Now, focusing in on you ... Being an Englishman in Bergen, how does one approach curating a Norwegian festival? Or is it simply wrong of me to assume – given the fact that curators travel from festival to festival all around Europe, all the time – that experimental festivals have a national, or even local, identity today?

‘Bergen is wildly different to London where I was before I came to Borealis, and I spent a lot of time when I first arrived trying to understand how the city works, how the infrastructure of culture is set up here, and which communities are engaged in cultural practice and consumption. It meant I went to a lot of concerts, openings, club nights, and performances, but what I hope it’s allowed me to do is curate in a way that is sympathetic to the audience here – having a sense of what works here, but also what needs to be challenged.
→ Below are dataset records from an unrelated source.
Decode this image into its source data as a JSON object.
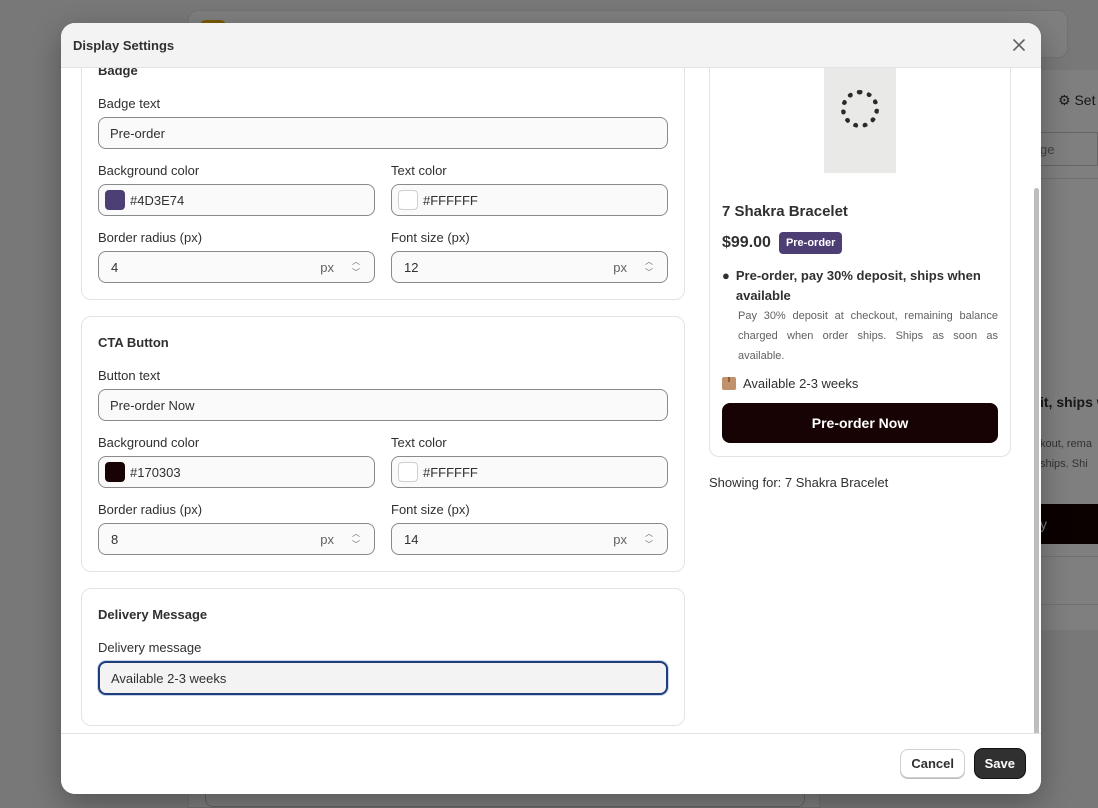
{
  "background": {
    "settings_label": "Set",
    "input_partial": "ge",
    "text_partial": "it, ships w",
    "desc_partial_1": "kout, rema",
    "desc_partial_2": "ships. Shi",
    "button_partial": "y"
  },
  "modal": {
    "title": "Display Settings",
    "close_icon": "close-icon"
  },
  "badge_section": {
    "title": "Badge",
    "badge_text_label": "Badge text",
    "badge_text_value": "Pre-order",
    "bg_color_label": "Background color",
    "bg_color_value": "#4D3E74",
    "text_color_label": "Text color",
    "text_color_value": "#FFFFFF",
    "border_radius_label": "Border radius (px)",
    "border_radius_value": "4",
    "font_size_label": "Font size (px)",
    "font_size_value": "12",
    "unit": "px"
  },
  "cta_section": {
    "title": "CTA Button",
    "button_text_label": "Button text",
    "button_text_value": "Pre-order Now",
    "bg_color_label": "Background color",
    "bg_color_value": "#170303",
    "text_color_label": "Text color",
    "text_color_value": "#FFFFFF",
    "border_radius_label": "Border radius (px)",
    "border_radius_value": "8",
    "font_size_label": "Font size (px)",
    "font_size_value": "14",
    "unit": "px"
  },
  "delivery_section": {
    "title": "Delivery Message",
    "message_label": "Delivery message",
    "message_value": "Available 2-3 weeks"
  },
  "preview": {
    "product_title": "7 Shakra Bracelet",
    "price": "$99.00",
    "badge": "Pre-order",
    "message_title": "Pre-order, pay 30% deposit, ships when available",
    "message_desc": "Pay 30% deposit at checkout, remaining balance charged when order ships. Ships as soon as available.",
    "availability": "Available 2-3 weeks",
    "cta": "Pre-order Now",
    "showing_for": "Showing for: 7 Shakra Bracelet"
  },
  "footer": {
    "cancel": "Cancel",
    "save": "Save"
  },
  "colors": {
    "badge_bg": "#4D3E74",
    "cta_bg": "#170303",
    "text": "#FFFFFF"
  }
}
‘It’s important to celebrate what is happening in Bergen, and Norway, but also bring in projects to inspire and challenge the creative community here’

My curatorial aesthetic does not change, but the way I think in relation to the audience and the infrastructure of the city shifts between places. On top of this I’ve also been privileged to get to know lots of brilliant Norwegian composers and artists that I wasn’t aware of before, so in that sense it has a more national identity being a festival here. It’s important to celebrate what is happening in Bergen, and Norway, but also bring in projects to inspire and challenge the creative community here.’

Any final recommendations from this year's programme?

‘I’m really excited by the whole programme, and the way that the events relate to each other creates an interesting experience taken as a whole, so it’s hard to pick a favourite.

On Saturday we start the day with a film club showing work by Jennifer Walshe, Heather Philipsson and Sun Ra, and then the afternoon is our Konsertsirkus creating a space for families to listen to new music together. The evening then starts with a talk from the editor of Frieze Magazine, Dan Fox, which is followed by new composition from Ensemble Pamplemousse in concert. Then we show a new film from Turner Prize winning artist Mark Leckey, followed by a performance for expanded drum kit (think hard drives, tuning forks, DMX lights, and feedback) from Rodrigo Constanzo, and finish with a three-hour exploration of ambient experiments, live collaboration, and low-slung techno from Beatrice Dillon and Kassem Mosse.

That’s just in one evening, but gives you a flavour of how we want to disregard genre boundaries and welcome in as many different kinds of adventurous listeners as possible. I shouldn’t forget the six Egyptian women we have coming from Cairo to present a concert of experimental electronic music and sound art from the Egyptian underground. There’s a lot to see and hear!’